Chikan Rimay “Oiseau de vérité”

Depuis plus de trente ans, la communauté Sarayaku et ses 1200 habitants kichwa sont un modèle de résistance contre l’exploitation pétrolière dans toute l’Amérique latine . Dans ce combat, les femmes ont joué un rôle de premier plan pour protéger leur territoire, leur environnement et leur culture.
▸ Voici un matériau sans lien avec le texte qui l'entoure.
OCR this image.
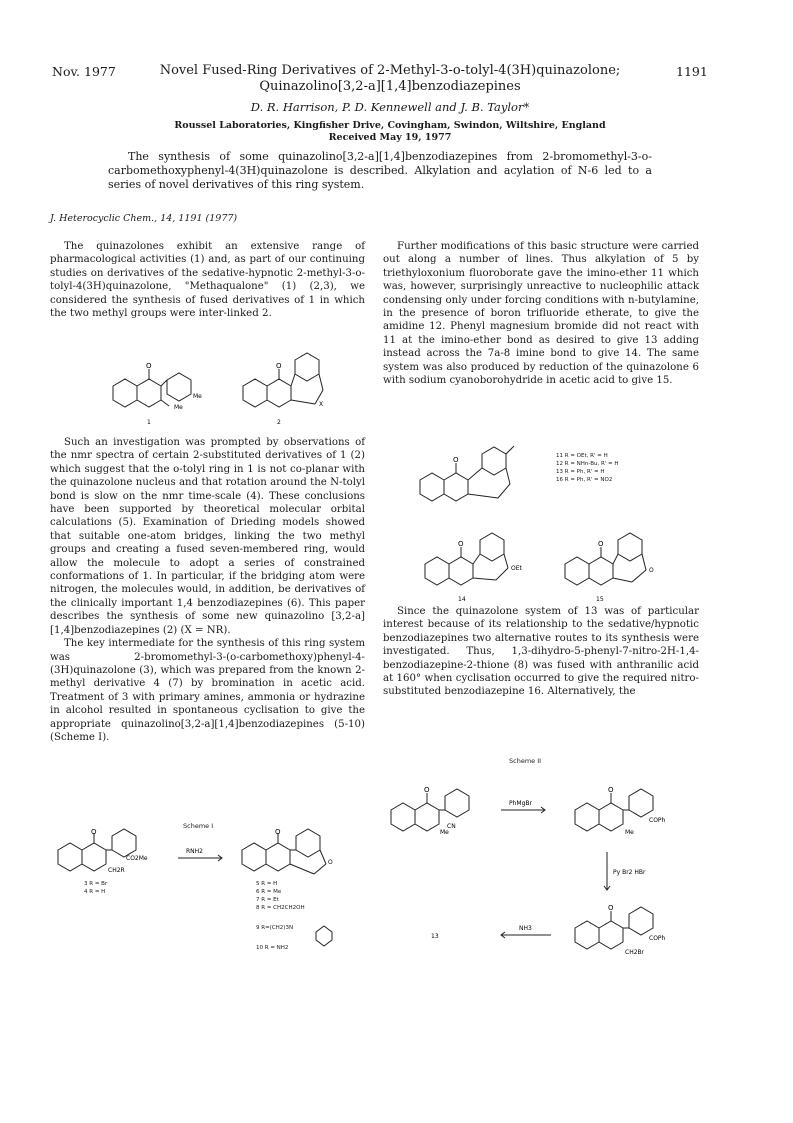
Nov. 1977	Novel Fused-Ring Derivatives of 2-Methyl-3-o-tolyl-4(3H)quinazolone;
Quinazolino[3,2-a][1,4]benzodiazepines
1191
D. R. Harrison, P. D. Kennewell and J. B. Taylor*
Roussel Laboratories, Kingfisher Drive, Covingham, Swindon, Wiltshire, England
Received May 19, 1977
The synthesis of some quinazolino[3,2-a][1,4]benzodiazepines from 2-bromomethyl-3-o-carbomethoxyphenyl-4(3H)quinazolone is described. Alkylation and acylation of N-6 led to a series of novel derivatives of this ring system.
J. Heterocyclic Chem., 14, 1191 (1977)

The quinazolones exhibit an extensive range of pharmacological activities (1) and, as part of our continuing studies on derivatives of the sedative-hypnotic 2-methyl-3-o-tolyl-4(3H)quinazolone, "Methaqualone" (1) (2,3), we considered the synthesis of fused derivatives of 1 in which the two methyl groups were inter-linked 2.

O
Me
Me
1
O
X
2

Such an investigation was prompted by observations of the nmr spectra of certain 2-substituted derivatives of 1 (2) which suggest that the o-tolyl ring in 1 is not co-planar with the quinazolone nucleus and that rotation around the N-tolyl bond is slow on the nmr time-scale (4). These conclusions have been supported by theoretical molecular orbital calculations (5). Examination of Drieding models showed that suitable one-atom bridges, linking the two methyl groups and creating a fused seven-membered ring, would allow the molecule to adopt a series of constrained conformations of 1. In particular, if the bridging atom were nitrogen, the molecules would, in addition, be derivatives of the clinically important 1,4 benzodiazepines (6). This paper describes the synthesis of some new quinazolino [3,2-a][1,4]benzodiazepines (2) (X = NR).

The key intermediate for the synthesis of this ring system was 2-bromomethyl-3-(o-carbomethoxy)phenyl-4-(3H)quinazolone (3), which was prepared from the known 2-methyl derivative 4 (7) by bromination in acetic acid. Treatment of 3 with primary amines, ammonia or hydrazine in alcohol resulted in spontaneous cyclisation to give the appropriate quinazolino[3,2-a][1,4]benzodiazepines (5-10) (Scheme I).

Further modifications of this basic structure were carried out along a number of lines. Thus alkylation of 5 by triethyloxonium fluoroborate gave the imino-ether 11 which was, however, surprisingly unreactive to nucleophilic attack condensing only under forcing conditions with n-butylamine, in the presence of boron trifluoride etherate, to give the amidine 12. Phenyl magnesium bromide did not react with 11 at the imino-ether bond as desired to give 13 adding instead across the 7a-8 imine bond to give 14. The same system was also produced by reduction of the quinazolone 6 with sodium cyanoborohydride in acetic acid to give 15.

O	11 R = OEt, R' = H
12 R = NHn-Bu, R' = H
13 R = Ph, R' = H
16 R = Ph, R' = NO2
O
OEt
14
O
O
15

Since the quinazolone system of 13 was of particular interest because of its relationship to the sedative/hypnotic benzodiazepines two alternative routes to its synthesis were investigated. Thus, 1,3-dihydro-5-phenyl-7-nitro-2H-1,4-benzodiazepine-2-thione (8) was fused with anthranilic acid at 160° when cyclisation occurred to give the required nitro-substituted benzodiazepine 16. Alternatively, the

Scheme I
O
CO2Me
CH2R
RNH2
O
O
3 R = Br
4 R = H
5 R = H
6 R = Me
7 R = Et
8 R = CH2CH2OH
9 R=(CH2)3N
10 R = NH2
Scheme II
O
CN
Me
PhMgBr
O
COPh
Me
Py Br2 HBr
O
COPh
CH2Br
NH3
13
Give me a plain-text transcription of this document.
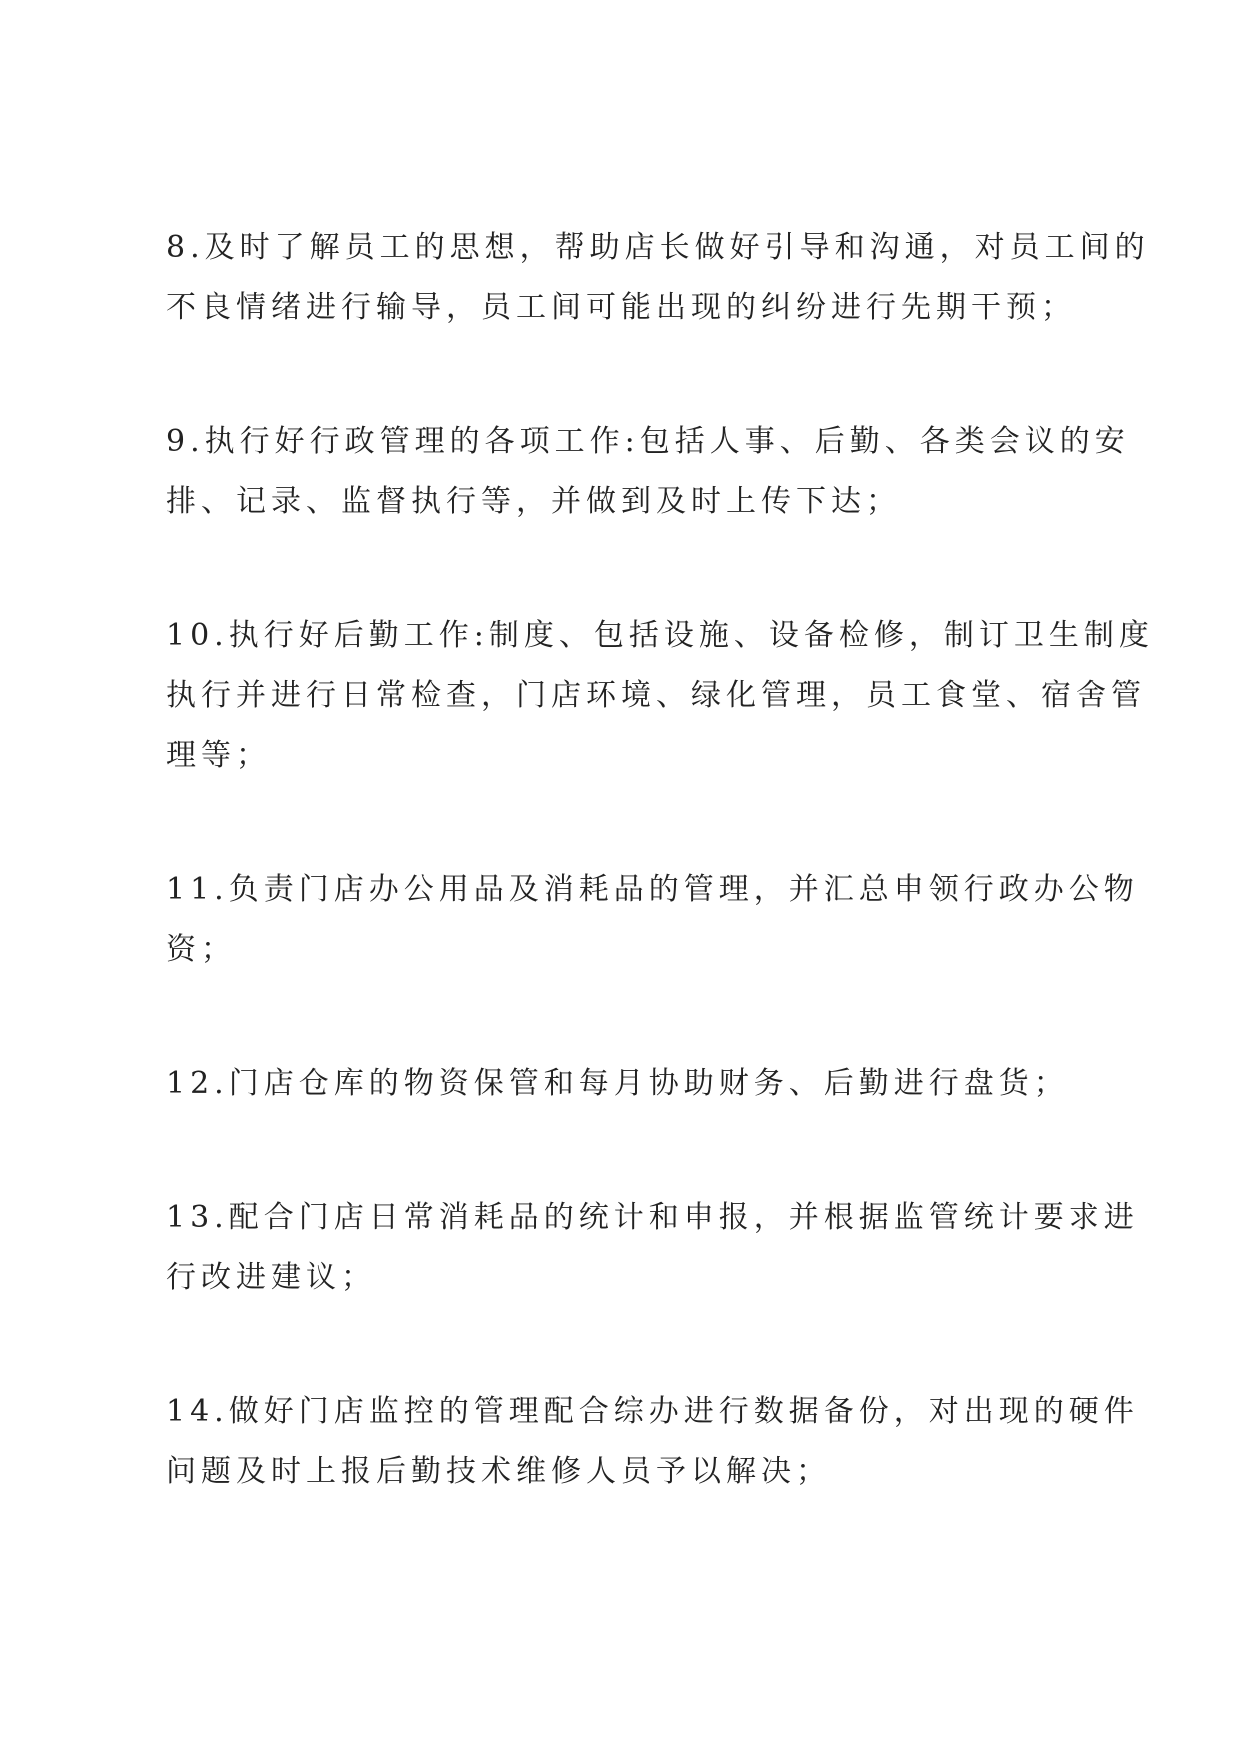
8.及时了解员工的思想，帮助店长做好引导和沟通，对员工间的
不良情绪进行输导，员工间可能出现的纠纷进行先期干预；
9.执行好行政管理的各项工作:包括人事、后勤、各类会议的安
排、记录、监督执行等，并做到及时上传下达；
10.执行好后勤工作:制度、包括设施、设备检修，制订卫生制度
执行并进行日常检查，门店环境、绿化管理，员工食堂、宿舍管
理等；
11.负责门店办公用品及消耗品的管理，并汇总申领行政办公物
资；
12.门店仓库的物资保管和每月协助财务、后勤进行盘货；
13.配合门店日常消耗品的统计和申报，并根据监管统计要求进
行改进建议；
14.做好门店监控的管理配合综办进行数据备份，对出现的硬件
问题及时上报后勤技术维修人员予以解决；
Aujourd’hui, les Sarayakus se consacrent à promouvoir le Sumak Kawsay, le bien-vivre en harmonie (entre l’être humain et son passé, ses semblables, sa communauté, ses racines culturelles, sa spiritualité mais également entre l’être humain et la nature, dans une perspective intergénérationnelle). Le rôle des femmes est de transmettre les connaissances ancestrales,« Sacha Runa Yachay » afin de préserver les savoirs traditionnels. Elles l’enseignent aux enfants dès l’âge de 3 ans. Une alternative pour protéger leur patrimoine. Cette philosophie de vie guide la communauté et renforce son identité culturelle indigène. Elle a  même valeur d’exemple dans le monde.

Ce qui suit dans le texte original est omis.